The dreams have had a calming effect on me, though I soon forget them. I wake with them in me and aware that my unconscious mind has been busy through the night. I lay and reflect upon what I can recall, blank faced, drawing no definitive conclusions but feeling in me the presence of hidden meanings. It is enough sometimes to have simply dreamt - it might seem silly, but there is something reassuring in the mere fact of it.
There have been no great revelations, but each morning from about 4am onwards I feel as if I'm in the thick of it. I don't know, but I wonder if there is some kind of energy that is transferred or connected to. Like synchronicity there is more to it, and I would not be surprised to find that across town others are dreaming of similar things to me at the same time. Do our minds meet in never never land? Does our unconscious know of things we do not?

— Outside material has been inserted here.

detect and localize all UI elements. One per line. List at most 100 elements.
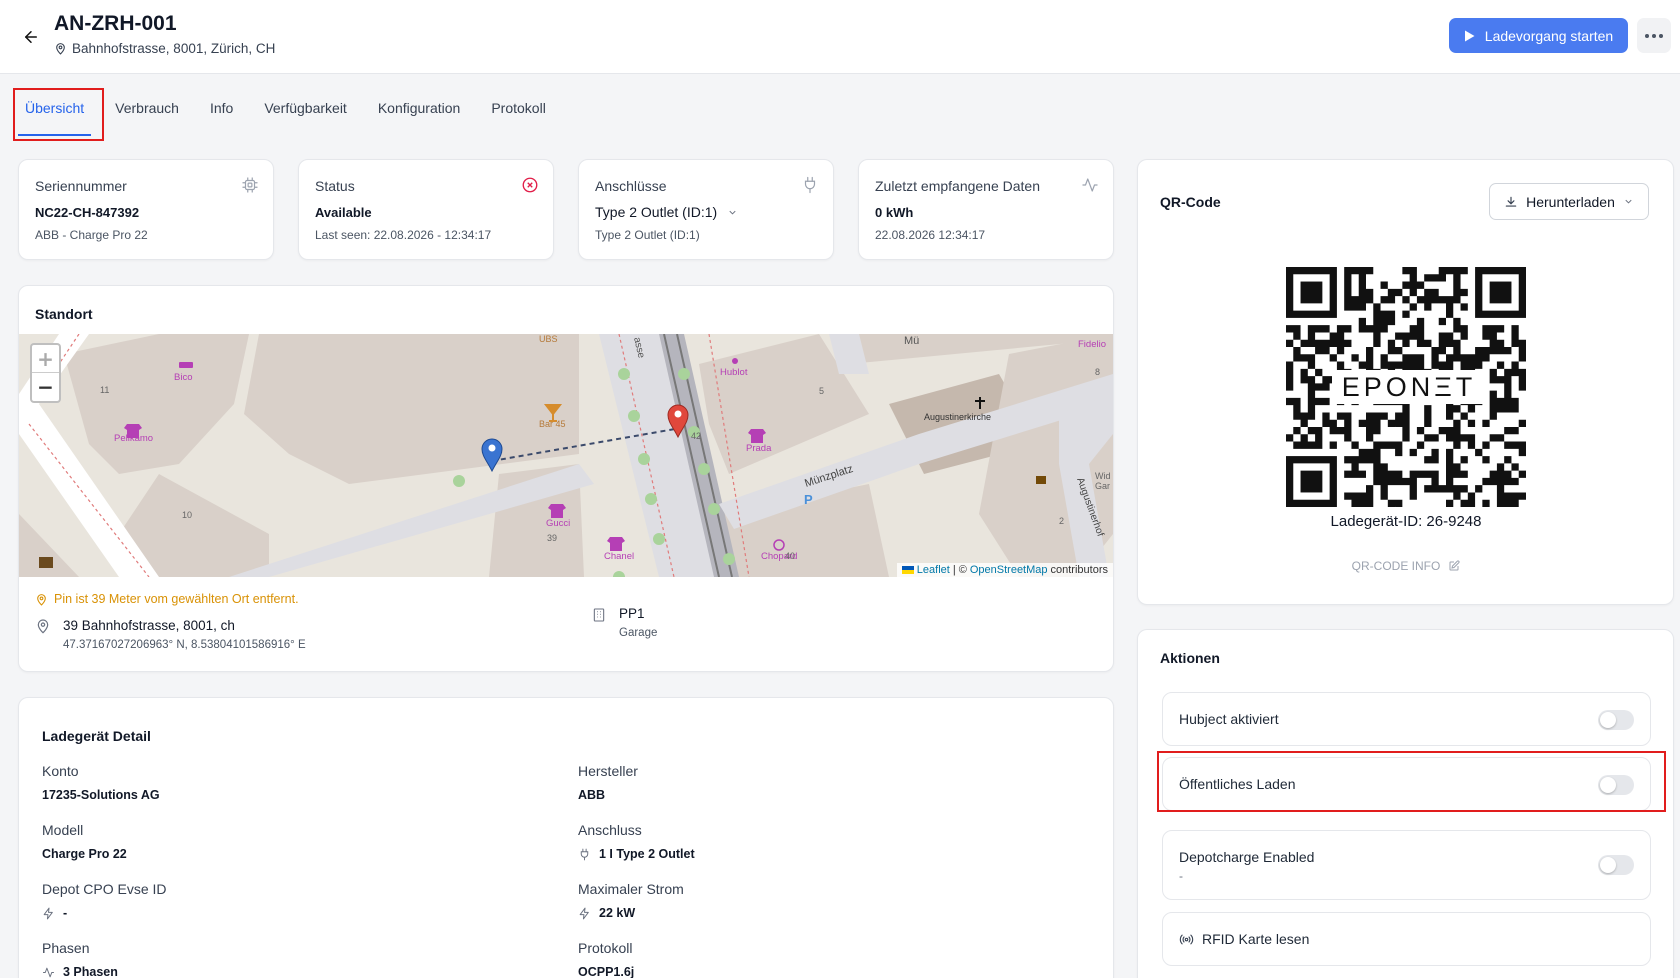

I think yes, and perhaps this is something like that innate or absolute knowledge I wrote of yesterday. I'm sure we do not know all that we know. I'm confident that in our dreams we are transported to another, more elevated plane. Our dreams are like sage old men that gather together to share secrets with each other, before retiring into the recesses of our unconscious mind. Now and again some of that knowledge reaches us in our waking state, strange and mysterious, like news from a distant and unknown place - but somehow real, somehow believable even while strange.
That is what I think anyway. I'm reluctant to dismiss my dreams. I cling to them.